# Logan Lathe part's outlet??? Pics added...



## SKYWLKR (Mar 19, 2004)

*Logan Lathe part\'s outlet??? Pics added...*

I have a pair of gear's stripped in threading gear box of the Logan 800 series 11X24 Lathe I just got...

Logan still has em, but it's $400 for the pair...

I need to find a parts lathe or something of that sort..I was prepared to pay up to $175 to fix it but not $400...
Other wise the lathe works great and has some nice extras
(6 speed pulley set [vs 3] CNC'd by previous owner , a huge 1.5 HP motor (probably the source of stripped gears but the motor was way under sized anyway), a neat tool holder setup and a set of 3 and 4 jaw chucks)and a few tools and Mic's

any input is appreciated...

I guess no threading for now :-(


* edit: pics and page added www.skywlkr.com/lathe *


----------



## PhotonFanatic (Mar 19, 2004)

*Re: Logan Lathe part\'s outlet???*

Have you checked in with the Yahoo group on Logan lathes?

2 lathe-list 
Logan Lathe Users Group For discussion and announcements related to Logan Lathes. Hosted by Scott Logan, Logan Actuator Co. Question about Back Gear Adjustment? See http://groups.yahoo.com/group/lathe-list/message/134 See our online store at http://lathe.safeshopper.com


----------



## SKYWLKR (Mar 19, 2004)

*Re: Logan Lathe part\'s outlet???*

Yea, I just signed up for it and am waiting on the conformtion E-mail as I was typing the above...

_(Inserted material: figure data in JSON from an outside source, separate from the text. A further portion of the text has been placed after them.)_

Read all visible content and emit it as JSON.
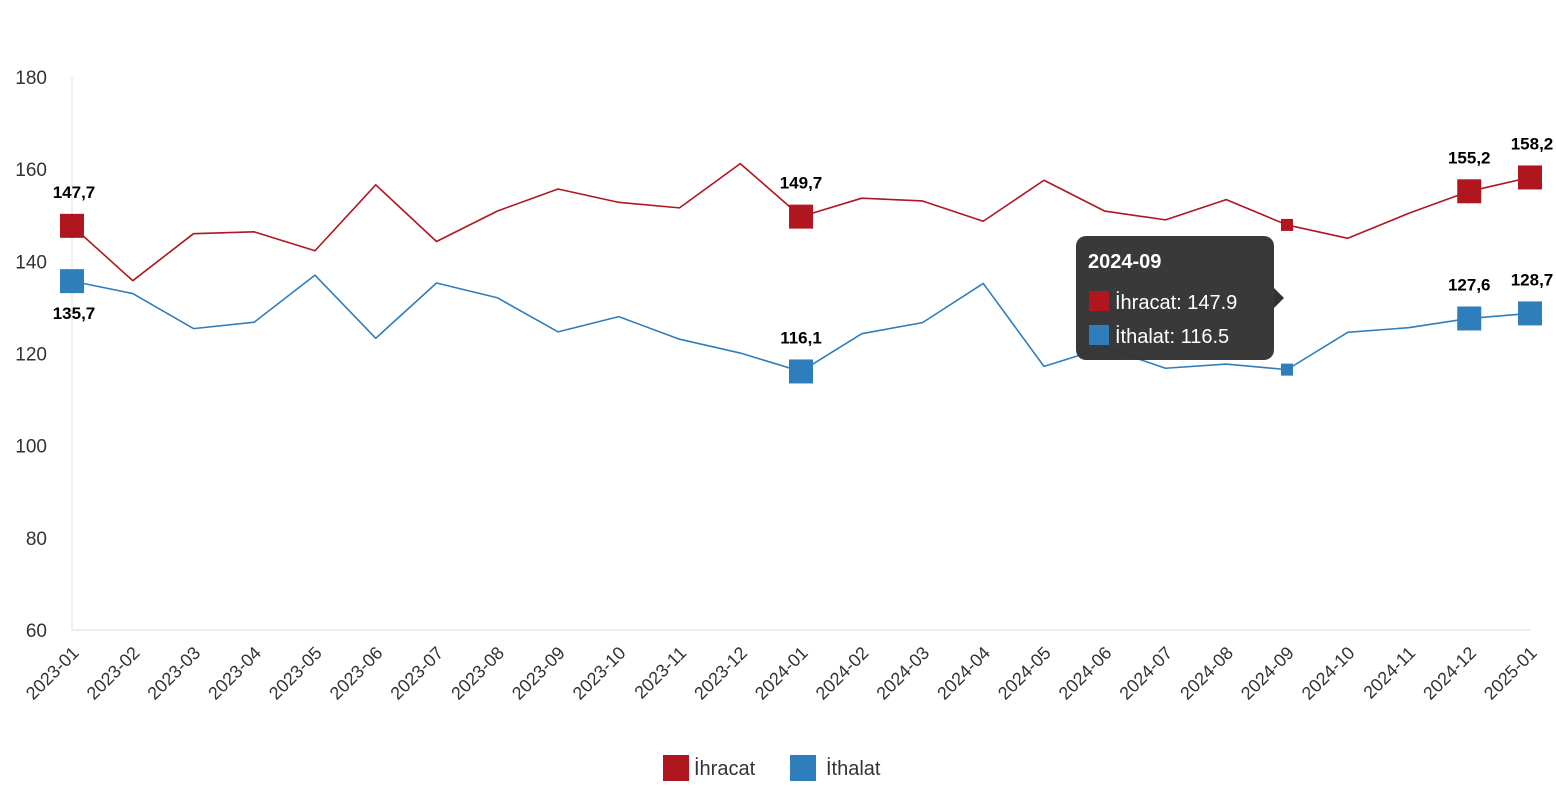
{
  "chart_data": {
    "type": "line",
    "title": "",
    "xlabel": "",
    "ylabel": "",
    "ylim": [
      60,
      180
    ],
    "yticks": [
      60,
      80,
      100,
      120,
      140,
      160,
      180
    ],
    "grid": false,
    "legend_position": "bottom-center",
    "categories": [
      "2023-01",
      "2023-02",
      "2023-03",
      "2023-04",
      "2023-05",
      "2023-06",
      "2023-07",
      "2023-08",
      "2023-09",
      "2023-10",
      "2023-11",
      "2023-12",
      "2024-01",
      "2024-02",
      "2024-03",
      "2024-04",
      "2024-05",
      "2024-06",
      "2024-07",
      "2024-08",
      "2024-09",
      "2024-10",
      "2024-11",
      "2024-12",
      "2025-01"
    ],
    "series": [
      {
        "name": "İhracat",
        "color": "#b0161e",
        "values": [
          147.7,
          135.8,
          146.0,
          146.4,
          142.3,
          156.6,
          144.3,
          150.9,
          155.7,
          152.8,
          151.6,
          161.2,
          149.7,
          153.7,
          153.1,
          148.7,
          157.6,
          150.9,
          149.0,
          153.4,
          147.9,
          145.0,
          150.4,
          155.2,
          158.2
        ]
      },
      {
        "name": "İthalat",
        "color": "#2f7ebc",
        "values": [
          135.7,
          133.0,
          125.4,
          126.8,
          137.0,
          123.3,
          135.3,
          132.1,
          124.7,
          128.0,
          123.1,
          120.1,
          116.1,
          124.3,
          126.7,
          135.2,
          117.2,
          121.3,
          116.8,
          117.7,
          116.5,
          124.6,
          125.6,
          127.6,
          128.7
        ]
      }
    ],
    "data_labels": [
      {
        "series": 0,
        "index": 0,
        "text": "147,7"
      },
      {
        "series": 0,
        "index": 12,
        "text": "149,7"
      },
      {
        "series": 0,
        "index": 23,
        "text": "155,2"
      },
      {
        "series": 0,
        "index": 24,
        "text": "158,2"
      },
      {
        "series": 1,
        "index": 0,
        "text": "135,7"
      },
      {
        "series": 1,
        "index": 12,
        "text": "116,1"
      },
      {
        "series": 1,
        "index": 23,
        "text": "127,6"
      },
      {
        "series": 1,
        "index": 24,
        "text": "128,7"
      }
    ],
    "tooltip": {
      "index": 20,
      "title": "2024-09",
      "lines": [
        "İhracat: 147.9",
        "İthalat: 116.5"
      ]
    }
  }
}
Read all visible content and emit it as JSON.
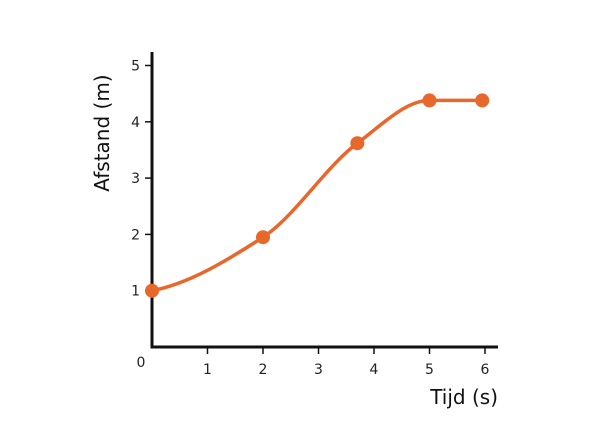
{
  "chart_data": {
    "type": "line",
    "title": "",
    "xlabel": "Tijd (s)",
    "ylabel": "Afstand (m)",
    "xlim": [
      0,
      6
    ],
    "ylim": [
      0,
      5
    ],
    "x_ticks": [
      1,
      2,
      3,
      4,
      5,
      6
    ],
    "y_ticks": [
      1,
      2,
      3,
      4,
      5
    ],
    "origin_label": "0",
    "grid": false,
    "smooth": true,
    "line_color": "#e8672a",
    "marker_color": "#e8672a",
    "axis_color": "#111111",
    "series": [
      {
        "x": [
          0,
          2,
          3.7,
          5,
          5.95
        ],
        "y": [
          1.0,
          1.95,
          3.62,
          4.38,
          4.38
        ]
      }
    ]
  }
}
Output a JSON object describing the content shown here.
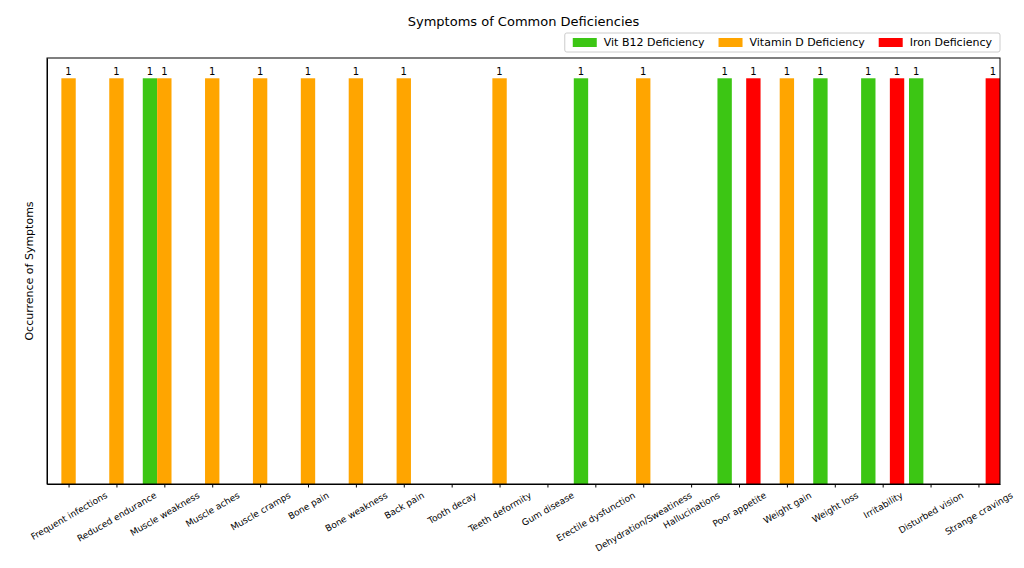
{
  "chart_data": {
    "type": "bar",
    "title": "Symptoms of Common Deficiencies",
    "ylabel": "Occurrence of Symptoms",
    "categories": [
      "Frequent infections",
      "Reduced endurance",
      "Muscle weakness",
      "Muscle aches",
      "Muscle cramps",
      "Bone pain",
      "Bone weakness",
      "Back pain",
      "Tooth decay",
      "Teeth deformity",
      "Gum disease",
      "Erectile dysfunction",
      "Dehydration/Sweatiness",
      "Hallucinations",
      "Poor appetite",
      "Weight gain",
      "Weight loss",
      "Irritability",
      "Disturbed vision",
      "Strange cravings"
    ],
    "series": [
      {
        "name": "Vit B12 Deficiency",
        "color": "#3cc614",
        "values": [
          null,
          null,
          1,
          null,
          null,
          null,
          null,
          null,
          null,
          null,
          null,
          1,
          null,
          null,
          1,
          null,
          1,
          1,
          1,
          null
        ]
      },
      {
        "name": "Vitamin D Deficiency",
        "color": "#ffa500",
        "values": [
          1,
          1,
          1,
          1,
          1,
          1,
          1,
          1,
          null,
          1,
          null,
          null,
          1,
          null,
          null,
          1,
          null,
          null,
          null,
          null
        ]
      },
      {
        "name": "Iron Deficiency",
        "color": "#ff0000",
        "values": [
          null,
          null,
          null,
          null,
          null,
          null,
          null,
          null,
          null,
          null,
          null,
          null,
          null,
          null,
          1,
          null,
          null,
          1,
          null,
          1
        ]
      }
    ],
    "ylim": [
      0,
      1.05
    ],
    "yticks": [],
    "tick_labels": "x",
    "data_labels": true,
    "legend": "upper right"
  }
}
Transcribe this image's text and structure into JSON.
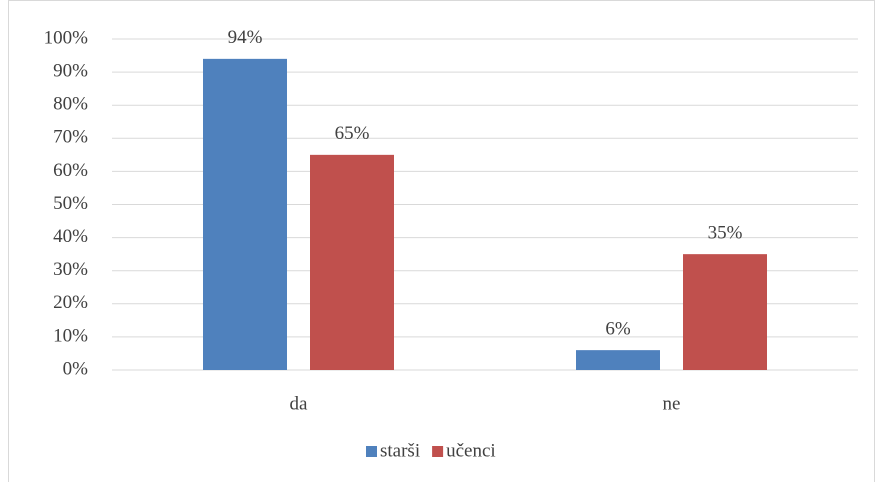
{
  "chart_data": {
    "type": "bar",
    "categories": [
      "da",
      "ne"
    ],
    "series": [
      {
        "name": "starši",
        "color": "#4f81bd",
        "values": [
          94,
          6
        ],
        "value_labels": [
          "94%",
          "6%"
        ]
      },
      {
        "name": "učenci",
        "color": "#c0504d",
        "values": [
          65,
          35
        ],
        "value_labels": [
          "65%",
          "35%"
        ]
      }
    ],
    "ylim": [
      0,
      100
    ],
    "yticks": [
      {
        "value": 0,
        "label": "0%"
      },
      {
        "value": 10,
        "label": "10%"
      },
      {
        "value": 20,
        "label": "20%"
      },
      {
        "value": 30,
        "label": "30%"
      },
      {
        "value": 40,
        "label": "40%"
      },
      {
        "value": 50,
        "label": "50%"
      },
      {
        "value": 60,
        "label": "60%"
      },
      {
        "value": 70,
        "label": "70%"
      },
      {
        "value": 80,
        "label": "80%"
      },
      {
        "value": 90,
        "label": "90%"
      },
      {
        "value": 100,
        "label": "100%"
      }
    ],
    "grid": true,
    "legend": "bottom"
  }
}
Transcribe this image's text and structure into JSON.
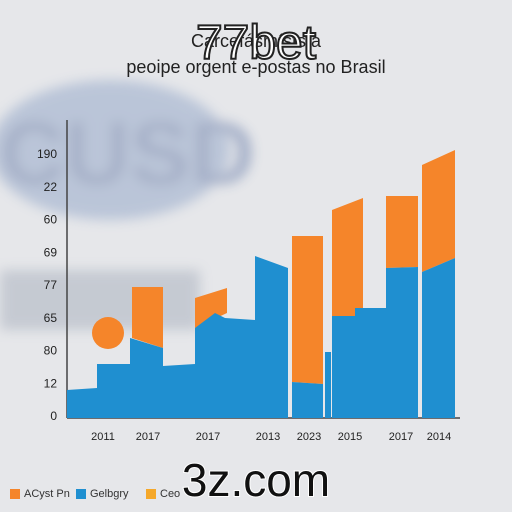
{
  "header": {
    "title_lines": [
      "Carcefásmístsfa",
      "peoipe orgent e-postas no Brasil"
    ],
    "watermark_top": "77bet",
    "watermark_bottom": "3z.com"
  },
  "y_axis_labels": [
    "190",
    "22",
    "60",
    "69",
    "77",
    "65",
    "80",
    "12",
    "0"
  ],
  "x_axis_labels": [
    "2011",
    "2017",
    "2017",
    "2013",
    "2023",
    "2015",
    "2017",
    "2014"
  ],
  "legend": [
    "ACyst Pn",
    "Gelbgry",
    "Ceo"
  ]
}
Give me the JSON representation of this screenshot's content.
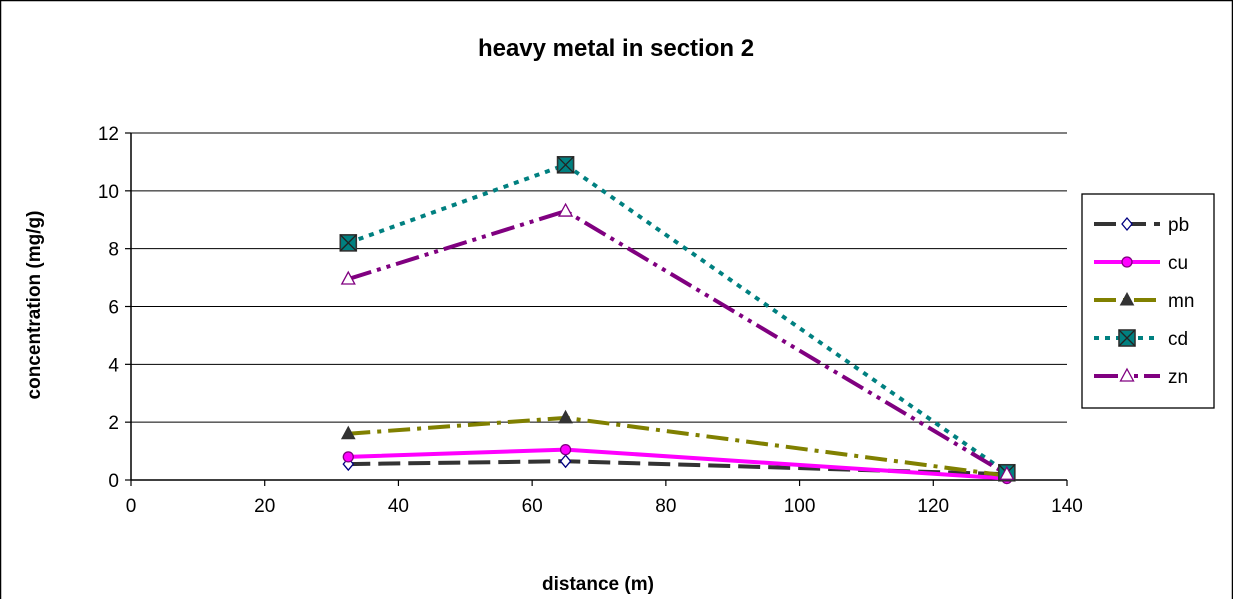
{
  "chart_data": {
    "type": "line",
    "title": "heavy metal in section 2",
    "xlabel": "distance (m)",
    "ylabel": "concentration (mg/g)",
    "xlim": [
      0,
      140
    ],
    "ylim": [
      0,
      12
    ],
    "xticks": [
      0,
      20,
      40,
      60,
      80,
      100,
      120,
      140
    ],
    "yticks": [
      0,
      2,
      4,
      6,
      8,
      10,
      12
    ],
    "grid": "horizontal",
    "legend_position": "right",
    "x": [
      32.5,
      65,
      131
    ],
    "series": [
      {
        "name": "pb",
        "values": [
          0.55,
          0.65,
          0.2
        ],
        "color": "#333333",
        "dash": "long-dash",
        "marker": "diamond-open",
        "marker_color": "#000080"
      },
      {
        "name": "cu",
        "values": [
          0.8,
          1.05,
          0.05
        ],
        "color": "#ff00ff",
        "dash": "solid",
        "marker": "circle",
        "marker_color": "#800080"
      },
      {
        "name": "mn",
        "values": [
          1.6,
          2.15,
          0.15
        ],
        "color": "#808000",
        "dash": "dash-dot",
        "marker": "triangle",
        "marker_color": "#333333"
      },
      {
        "name": "cd",
        "values": [
          8.2,
          10.9,
          0.25
        ],
        "color": "#008080",
        "dash": "dotted",
        "marker": "square-x",
        "marker_color": "#333333"
      },
      {
        "name": "zn",
        "values": [
          6.95,
          9.3,
          0.2
        ],
        "color": "#800080",
        "dash": "dash-dot-dot",
        "marker": "triangle-open",
        "marker_color": "#800080"
      }
    ]
  }
}
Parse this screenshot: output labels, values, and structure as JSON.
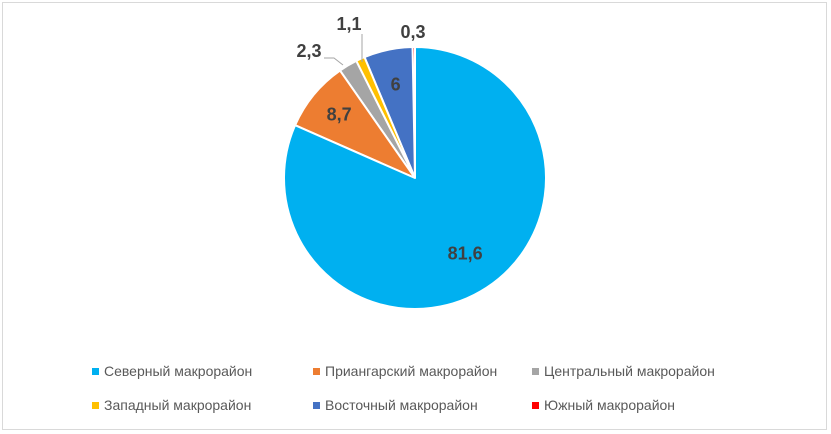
{
  "chart_data": {
    "type": "pie",
    "title": "",
    "slices": [
      {
        "name": "Северный макрорайон",
        "value": 81.6,
        "label": "81,6",
        "color": "#00B0F0"
      },
      {
        "name": "Приангарский макрорайон",
        "value": 8.7,
        "label": "8,7",
        "color": "#ED7D31"
      },
      {
        "name": "Центральный макрорайон",
        "value": 2.3,
        "label": "2,3",
        "color": "#A5A5A5"
      },
      {
        "name": "Западный макрорайон",
        "value": 1.1,
        "label": "1,1",
        "color": "#FFC000"
      },
      {
        "name": "Восточный макрорайон",
        "value": 6,
        "label": "6",
        "color": "#4472C4"
      },
      {
        "name": "Южный макрорайон",
        "value": 0.3,
        "label": "0,3",
        "color": "#FF0000"
      }
    ],
    "legend_position": "bottom"
  }
}
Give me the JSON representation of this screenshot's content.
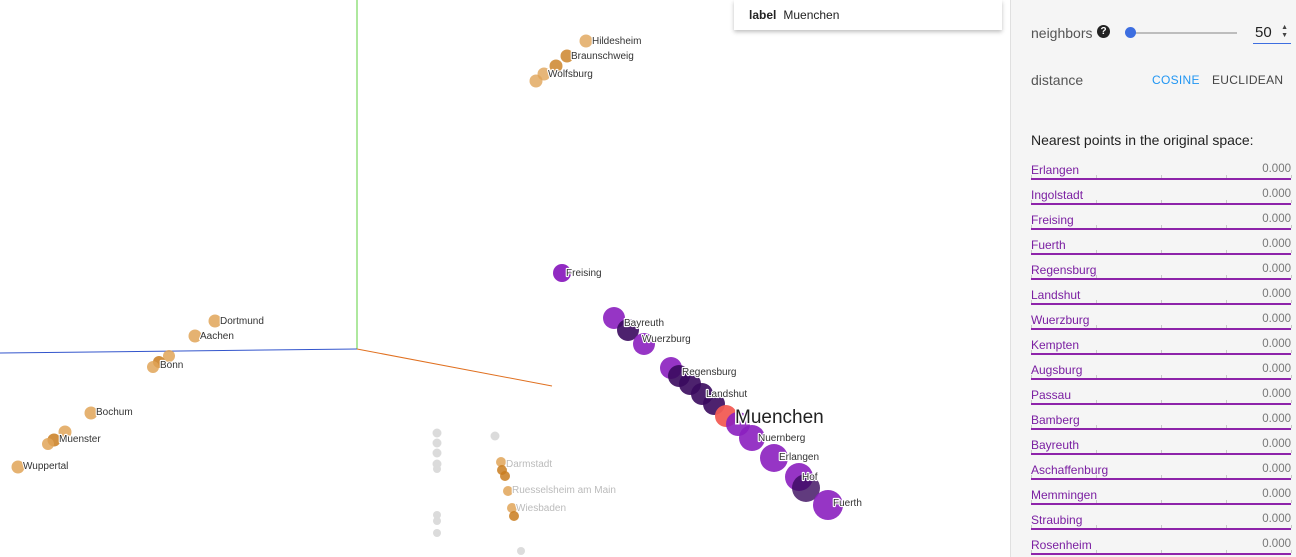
{
  "info_card": {
    "key": "label",
    "value": "Muenchen"
  },
  "neighbors": {
    "label": "neighbors",
    "help_icon": "help-circle-icon",
    "value": "50",
    "slider_fraction": 0.02
  },
  "distance": {
    "label": "distance",
    "options": [
      "COSINE",
      "EUCLIDEAN"
    ],
    "selected": "COSINE"
  },
  "nearest": {
    "title": "Nearest points in the original space:",
    "items": [
      {
        "name": "Erlangen",
        "value": "0.000"
      },
      {
        "name": "Ingolstadt",
        "value": "0.000"
      },
      {
        "name": "Freising",
        "value": "0.000"
      },
      {
        "name": "Fuerth",
        "value": "0.000"
      },
      {
        "name": "Regensburg",
        "value": "0.000"
      },
      {
        "name": "Landshut",
        "value": "0.000"
      },
      {
        "name": "Wuerzburg",
        "value": "0.000"
      },
      {
        "name": "Kempten",
        "value": "0.000"
      },
      {
        "name": "Augsburg",
        "value": "0.000"
      },
      {
        "name": "Passau",
        "value": "0.000"
      },
      {
        "name": "Bamberg",
        "value": "0.000"
      },
      {
        "name": "Bayreuth",
        "value": "0.000"
      },
      {
        "name": "Aschaffenburg",
        "value": "0.000"
      },
      {
        "name": "Memmingen",
        "value": "0.000"
      },
      {
        "name": "Straubing",
        "value": "0.000"
      },
      {
        "name": "Rosenheim",
        "value": "0.000"
      }
    ]
  },
  "projection": {
    "selected_label": "Muenchen",
    "point_labels": {
      "hildesheim": "Hildesheim",
      "braunschweig": "Braunschweig",
      "wolfsburg": "Wolfsburg",
      "freising": "Freising",
      "bayreuth": "Bayreuth",
      "wuerzburg": "Wuerzburg",
      "regensburg": "Regensburg",
      "landshut": "Landshut",
      "nuernberg": "Nuernberg",
      "erlangen": "Erlangen",
      "hof": "Hof",
      "fuerth": "Fuerth",
      "dortmund": "Dortmund",
      "aachen": "Aachen",
      "bonn": "Bonn",
      "bochum": "Bochum",
      "muenster": "Muenster",
      "wuppertal": "Wuppertal",
      "darmstadt": "Darmstadt",
      "ruesselsheim": "Ruesselsheim am Main",
      "wiesbaden": "Wiesbaden"
    },
    "colors": {
      "orange": "#e0a458",
      "orange_dark": "#c97d1e",
      "purple": "#8b1fbf",
      "purple_dark": "#3a0a5e",
      "selected": "#f25c54",
      "grey": "#d8d8d8"
    }
  }
}
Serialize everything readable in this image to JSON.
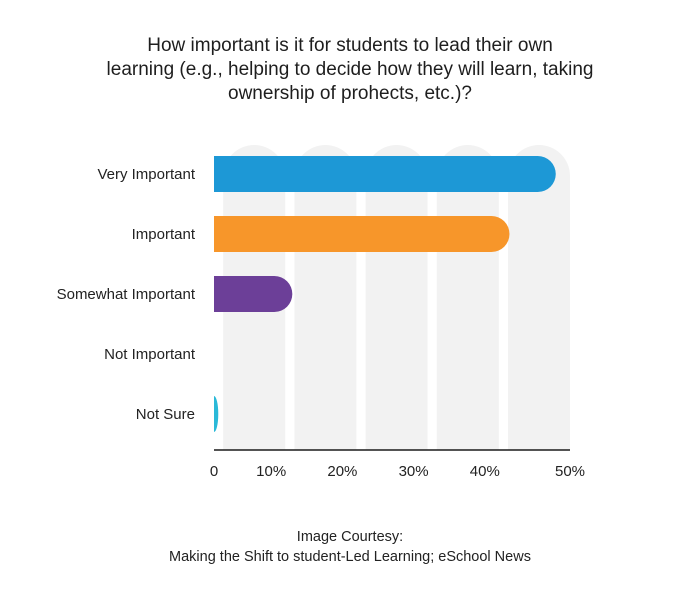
{
  "title_lines": [
    "How important is it for students to lead their own",
    "learning (e.g., helping to decide how they will learn, taking",
    "ownership of prohects, etc.)?"
  ],
  "credit": {
    "line1": "Image Courtesy:",
    "line2": "Making the Shift to student-Led Learning; eSchool News"
  },
  "chart_data": {
    "type": "bar",
    "orientation": "horizontal",
    "title": "How important is it for students to lead their own learning (e.g., helping to decide how they will learn, taking ownership of prohects, etc.)?",
    "categories": [
      "Very Important",
      "Important",
      "Somewhat Important",
      "Not Important",
      "Not Sure"
    ],
    "values": [
      48,
      41.5,
      11,
      0,
      0.6
    ],
    "colors": [
      "#1d98d6",
      "#f7962a",
      "#6c3f98",
      "#cccccc",
      "#2ab9d8"
    ],
    "xlim": [
      0,
      50
    ],
    "tick_values": [
      0,
      10,
      20,
      30,
      40,
      50
    ],
    "tick_labels": [
      "0",
      "10%",
      "20%",
      "30%",
      "40%",
      "50%"
    ],
    "background_column_color": "#f2f2f2",
    "grid": false,
    "legend": "none"
  }
}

are you member of the group?


----------



## ABTOMAT (Mar 19, 2004)

*Re: Logan Lathe part\'s outlet???*

Also check with the rec.crafts.metalworking newsgroup. Most of the serious machine collectors or users I know online are there. Guys have all sorts of stuff packed away.

And check eBay. Tons of lathe parts.


----------



## PhotonFanatic (Mar 19, 2004)

*Re: Logan Lathe part\'s outlet???*

SKYWLKR,

No, not a member of that group, but I did join the Hardinge group. /ubbthreads/images/graemlins/grin.gif

Don't have one yet, just dreaming.


----------



## Haneyboy (Jan 29, 2010)

Re Skywlkr's need for gears, I have a complete quick change gear assembly for a Logan 821 lathe. It appears to be the same from the pictures that you have. The only difference is the lead screw on the set that I have is 45 inches long. It seems that you would only have to put your lead screw in it. This assembly has the gear change handles.
Let me know if you are interested.


----------



## saltytri (Jan 29, 2010)

Well, if he hasn't been able to come up with a fix any time in the last six years, he's probably dumped the old gal in a ravine someplace. :laughing:


----------



## precisionworks (Jan 29, 2010)

> if he hasn't been able to come up with a fix any time in the last six years


+1

This thread is so old that I thought it was new


----------



## saltytri (Jan 29, 2010)

Kidding mostly aside, let's not forget that the gentleman's heart is in the right place. No harm in trying to be helpful. :twothumbs


----------



## 65535 (Jan 30, 2010)

saltytri said:


> Kidding mostly aside, let's not forget that the gentleman's heart is in the right place. No harm in trying to be helpful. :twothumbs



Agreed, when there is a lack of trying we lose what makes this part of the forum so special to us.


----------